According to research done, a brain-friendly diet would include less LDL (bad) cholesterol and trans fats. They combine to form sticky plaque in the beta-amyloid plaque: sticky protein clusters in the brain that could cause Alzheimer’s.
In addition, you could be doing your brain a favor by maintaining healthy blood pressure and blood sugar levels and keeping a healthy BMI (Body Mass Index).
Examples of brain-friendly food include:
Extra virgin olive oil, salmon, avocados, egg yolks, beets, coconut oil, blueberries, bone broth, broccoli, celery, dark chocolate.
10. Make sure you get enough sleep:
Sleep is essential for the brain to review and reinforce concepts learned through the day. The better you rest, the better your memory.

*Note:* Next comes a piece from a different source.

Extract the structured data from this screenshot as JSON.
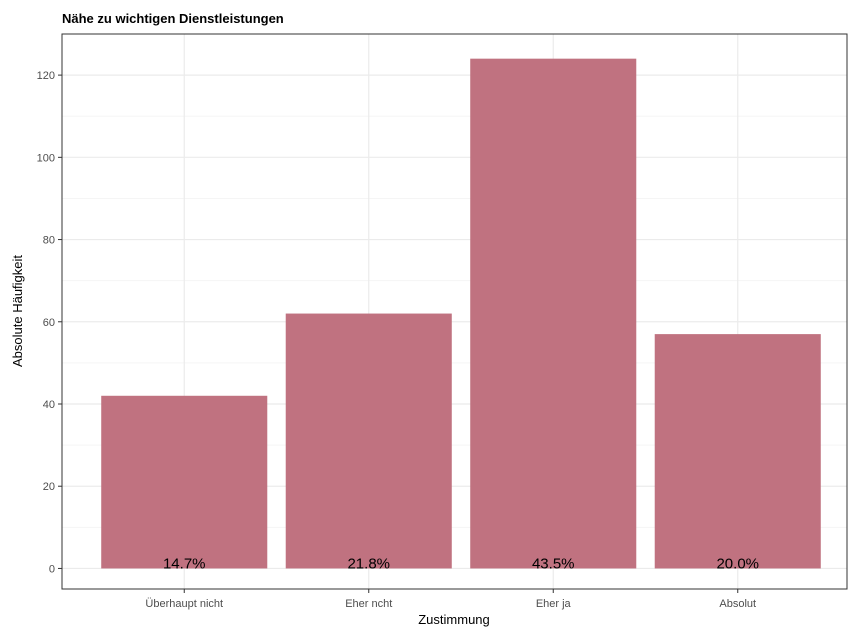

In a research paper entitled: “Sleep promotes the branch-specific formation of dendritic spines”(published in Science. 2014 June 6; 344(6188): 1173–1178. doi:10.1126/science.1249098.), sleep is essential for memory and learning. During sleep, neurons involved with waking experiences and memory storage, are revived.
Sleep-deprived mice saw less recall after a learning task than mice that received adequate sleep. An exciting development is that scientists have found that, in certain cases, the brain is capable of learning new information as we sleep.
11. Plan and strategise:
Add some variety to your routine, change your reading places, read at different times, review after reading.
Spend more time and effort on information that is hard to process.
Try to relate new information to existing information that you already know.\
Use various colors, flashcards, and anything you need to get your attention, to make remembering things easy.
Mnemonics such as making words out of the first letters of the components of lists can make memorizing things much easier.
If you have a lot of material to memorize, try to take little breaks to refresh your mind, before you get back to another session.
There are many great ways to improve your memory. This article just covers eleven of them. If you haven't already embraced these habits, do give them a try. Your brain will thank you for it.